Brochette Viennoiseries100% de nos entreprises devraient vivre sur les fondamentaux, alors qu’elles veulent se prendre pour des grandes maisons, qui elles, fabriquent toujours cette base de classiques essentiels : éclairs (à tous les parfums), croissants parfaits et aussi gâteaux d’exception. Et pour que tous ces produits soient rentables, ils sont vendus chers. Mais au-delà du prix, ce que les clients recherchent dans les grandes maisons, c’est l’assurance d’un produit conforme… et sublimé.

La rentabilité c’est vendre son produit, à une seule condition, qu’il soit le meilleur. Que ce soit un croissant, un macaron, un bonbon de chocolat, un entremet ou une baguette, ce que le client vient acheter, c’est un produit, pas un prix. S’il désire un prix c’est en grande surface qu’il ira le chercher. Sans mettre de côté la compétitivité, évaluez les produits et donnez-leur une note juste et objective. Sont-ils dans le triangle vertueux ? Au-delà de 15/20, la qualité l’emporte sur le prix et vous fidélisez votre clientèle.

J’aime tout autant être réputé pour mes madeleines et en vendre des dizaines de milliers, parce que c’est simple et rentable à fabriquer (n’importe quel salarié peut les faire) que pour mes gâteaux d’exception. Chaque fois que mes clients me croisent, ils me disent : « J’adore vos madeleines ! »… et moi aussi…

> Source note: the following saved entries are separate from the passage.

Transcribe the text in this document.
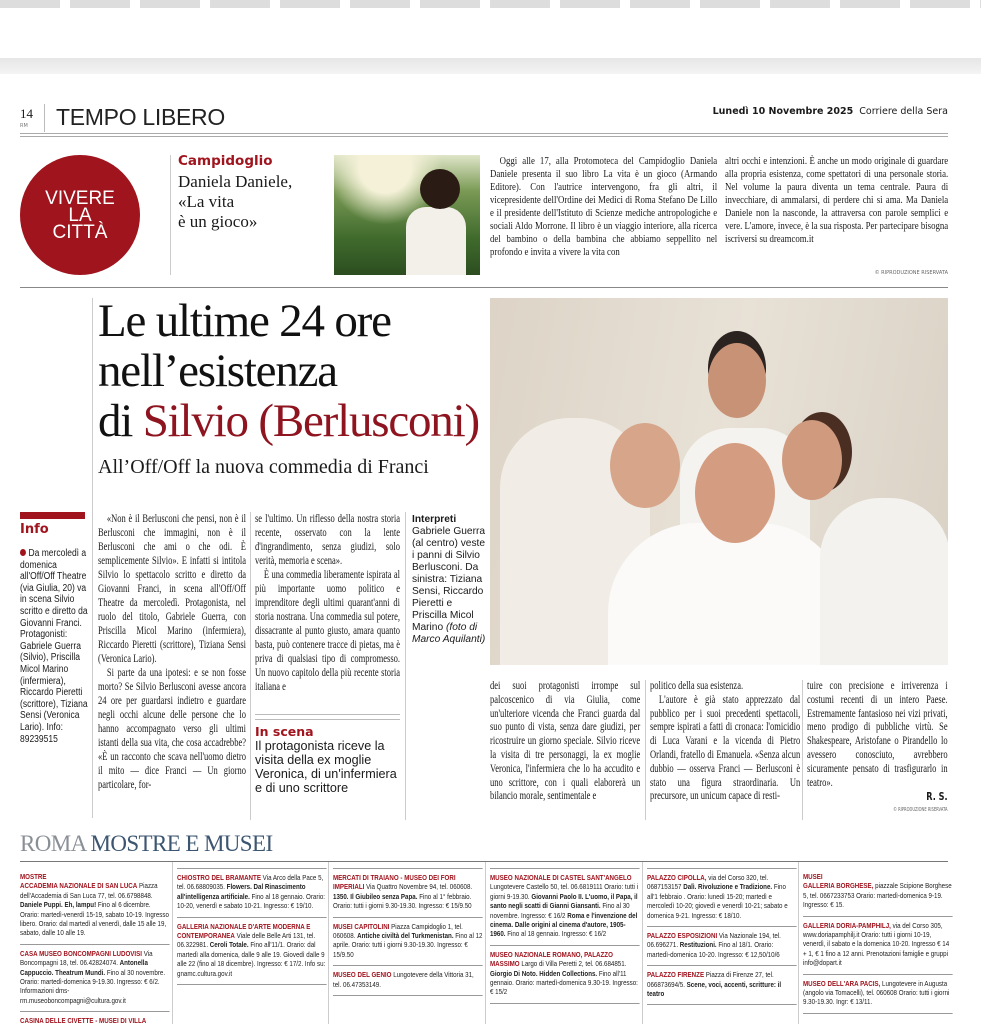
14
RM TEMPO LIBERO	Lunedì 10 Novembre 2025 Corriere della Sera
VIVERE
LA
CITTÀ
Campidoglio
Daniela Daniele,
«La vita
è un gioco»

Oggi alle 17, alla Protomoteca del Campidoglio Daniela Daniele presenta il suo libro La vita è un gioco (Armando Editore). Con l'autrice intervengono, fra gli altri, il vicepresidente dell'Ordine dei Medici di Roma Stefano De Lillo e il presidente dell'Istituto di Scienze mediche antropologiche e sociali Aldo Morrone. Il libro è un viaggio interiore, alla ricerca del bambino o della bambina che abbiamo seppellito nel profondo e invita a vivere la vita con

altri occhi e intenzioni. È anche un modo originale di guardare alla propria esistenza, come spettatori di una personale storia. Nel volume la paura diventa un tema centrale. Paura di invecchiare, di ammalarsi, di perdere chi si ama. Ma Daniela Daniele non la nasconde, la attraversa con parole semplici e vere. L'amore, invece, è la sua risposta. Per partecipare bisogna iscriversi su dreamcom.it

© RIPRODUZIONE RISERVATA
Le ultime 24 ore
nell’esistenza
di Silvio (Berlusconi)
All’Off/Off la nuova commedia di Franci
Info
Da mercoledì a domenica all'Off/Off Theatre (via Giulia, 20) va in scena Silvio scritto e diretto da Giovanni Franci. Protagonisti: Gabriele Guerra (Silvio), Priscilla Micol Marino (infermiera), Riccardo Pieretti (scrittore), Tiziana Sensi (Veronica Lario). Info: 89239515

«Non è il Berlusconi che pensi, non è il Berlusconi che immagini, non è il Berlusconi che ami o che odi. È semplicemente Silvio». E infatti si intitola Silvio lo spettacolo scritto e diretto da Giovanni Franci, in scena all'Off/Off Theatre da mercoledì. Protagonista, nel ruolo del titolo, Gabriele Guerra, con Priscilla Micol Marino (infermiera), Riccardo Pieretti (scrittore), Tiziana Sensi (Veronica Lario).

Si parte da una ipotesi: e se non fosse morto? Se Silvio Berlusconi avesse ancora 24 ore per guardarsi indietro e guardare negli occhi alcune delle persone che lo hanno accompagnato verso gli ultimi istanti della sua vita, che cosa accadrebbe? «È un racconto che scava nell'uomo dietro il mito — dice Franci — Un giorno particolare, for-

se l'ultimo. Un riflesso della nostra storia recente, osservato con la lente d'ingrandimento, senza giudizi, solo verità, memoria e scena».

È una commedia liberamente ispirata al più importante uomo politico e imprenditore degli ultimi quarant'anni di storia nostrana. Una commedia sul potere, dissacrante al punto giusto, amara quanto basta, può contenere tracce di pietas, ma è priva di qualsiasi tipo di compromesso. Un nuovo capitolo della più recente storia italiana e

In scena
Il protagonista riceve la visita della ex moglie Veronica, di un'infermiera e di uno scrittore
Interpreti
Gabriele Guerra (al centro) veste i panni di Silvio Berlusconi. Da sinistra: Tiziana Sensi, Riccardo Pieretti e Priscilla Micol Marino (foto di Marco Aquilanti)

dei suoi protagonisti irrompe sul palcoscenico di via Giulia, come un'ulteriore vicenda che Franci guarda dal suo punto di vista, senza dare giudizi, per ricostruire un giorno speciale. Silvio riceve la visita di tre personaggi, la ex moglie Veronica, l'infermiera che lo ha accudito e uno scrittore, con i quali elaborerà un bilancio morale, sentimentale e

politico della sua esistenza.

L'autore è già stato apprezzato dal pubblico per i suoi precedenti spettacoli, sempre ispirati a fatti di cronaca: l'omicidio di Luca Varani e la vicenda di Pietro Orlandi, fratello di Emanuela. «Senza alcun dubbio — osserva Franci — Berlusconi è stato una figura straordinaria. Un precursore, un unicum capace di resti-

tuire con precisione e irriverenza i costumi recenti di un intero Paese. Estremamente fantasioso nei vizi privati, meno prodigo di pubbliche virtù. Se Shakespeare, Aristofane o Pirandello lo avessero conosciuto, avrebbero sicuramente pensato di trasfigurarlo in teatro».

R. S.
© RIPRODUZIONE RISERVATA
ROMA MOSTRE E MUSEI
MOSTRE
ACCADEMIA NAZIONALE DI SAN LUCA Piazza dell'Accademia di San Luca 77, tel. 06.6798848. Daniele Puppi. Eh, lampu! Fino al 6 dicembre. Orario: martedì-venerdì 15-19, sabato 10-19. Ingresso libero. Orario: dal martedì al venerdì, dalle 15 alle 19, sabato, dalle 10 alle 19.
CASA MUSEO BONCOMPAGNI LUDOVISI Via Boncompagni 18, tel. 06.42824074. Antonella Cappuccio. Theatrum Mundi. Fino al 30 novembre. Orario: martedì-domenica 9-19.30. Ingresso: € 6/2. Informazioni dms-rm.museoboncompagni@cultura.gov.it
CASINA DELLE CIVETTE - MUSEI DI VILLA
CHIOSTRO DEL BRAMANTE Via Arco della Pace 5, tel. 06.68809035. Flowers. Dal Rinascimento all'intelligenza artificiale. Fino al 18 gennaio. Orario: 10-20, venerdì e sabato 10-21. Ingresso: € 19/10.
GALLERIA NAZIONALE D'ARTE MODERNA E CONTEMPORANEA Viale delle Belle Arti 131, tel. 06.322981. Ceroli Totale. Fino all'11/1. Orario: dal martedì alla domenica, dalle 9 alle 19. Giovedì dalle 9 alle 22 (fino al 18 dicembre). Ingresso: € 17/2. Info su: gnamc.cultura.gov.it
MERCATI DI TRAIANO - MUSEO DEI FORI IMPERIALI Via Quattro Novembre 94, tel. 060608. 1350. Il Giubileo senza Papa. Fino al 1° febbraio. Orario: tutti i giorni 9.30-19.30. Ingresso: € 15/9.50
MUSEI CAPITOLINI Piazza Campidoglio 1, tel. 060608. Antiche civiltà del Turkmenistan. Fino al 12 aprile. Orario: tutti i giorni 9.30-19.30. Ingresso: € 15/9.50
MUSEO DEL GENIO Lungotevere della Vittoria 31, tel. 06.47353149.
MUSEO NAZIONALE DI CASTEL SANT'ANGELO Lungotevere Castello 50, tel. 06.6819111 Orario: tutti i giorni 9-19.30. Giovanni Paolo II. L'uomo, il Papa, il santo negli scatti di Gianni Giansanti. Fino al 30 novembre. Ingresso: € 16/2 Roma e l'invenzione del cinema. Dalle origini al cinema d'autore, 1905-1960. Fino al 18 gennaio. Ingresso: € 16/2
MUSEO NAZIONALE ROMANO, PALAZZO MASSIMO Largo di Villa Peretti 2, tel. 06.684851. Giorgio Di Noto. Hidden Collections. Fino all'11 gennaio. Orario: martedì-domenica 9.30-19. Ingresso: € 15/2
PALAZZO CIPOLLA, via del Corso 320, tel. 0687153157 Dalì. Rivoluzione e Tradizione. Fino all'1 febbraio . Orario: lunedì 15-20; martedì e mercoledì 10-20; giovedì e venerdì 10-21; sabato e domenica 9-21. Ingresso: € 18/10.
PALAZZO ESPOSIZIONI Via Nazionale 194, tel. 06.696271. Restituzioni. Fino al 18/1. Orario: martedì-domenica 10-20. Ingresso: € 12,50/10/6
PALAZZO FIRENZE Piazza di Firenze 27, tel. 066873694/5. Scene, voci, accenti, scritture: il teatro
MUSEI
GALLERIA BORGHESE, piazzale Scipione Borghese 5, tel. 0667233753 Orario: martedì-domenica 9-19. Ingresso: € 15.
GALLERIA DORIA-PAMPHILJ, via del Corso 305, www.doriapamphilj.it Orario: tutti i giorni 10-19, venerdì, il sabato e la domenica 10-20. Ingresso € 14 + 1, € 1 fino a 12 anni. Prenotazioni famiglie e gruppi info@dopart.it
MUSEO DELL'ARA PACIS, Lungotevere in Augusta (angolo via Tomacelli), tel. 060608 Orario: tutti i giorni 9.30-19.30. Ingr: € 13/11.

Quand j’ai appris la pâtisserie, avec de la meringue et de la crème au beurre, on faisait des grands gâteaux et des individuels, pas de surgélation, pas de congélation ; ceux qui m’ont appris le métier me disaient : « Une bonne meringue, une crème au beurre légère et du praliné, un bon produit, simple à fabriquer, une bonne conservation. Tu vois petit, la rentabilité c’est ça »…
… oui mais ça, c’était avant…

Sauf que c’est encore aujourd’hui un de mes gâteaux les plus vendus.

 

Jean Pierre ETIENVRE
Meilleur Ouvrier de France Pâtissier.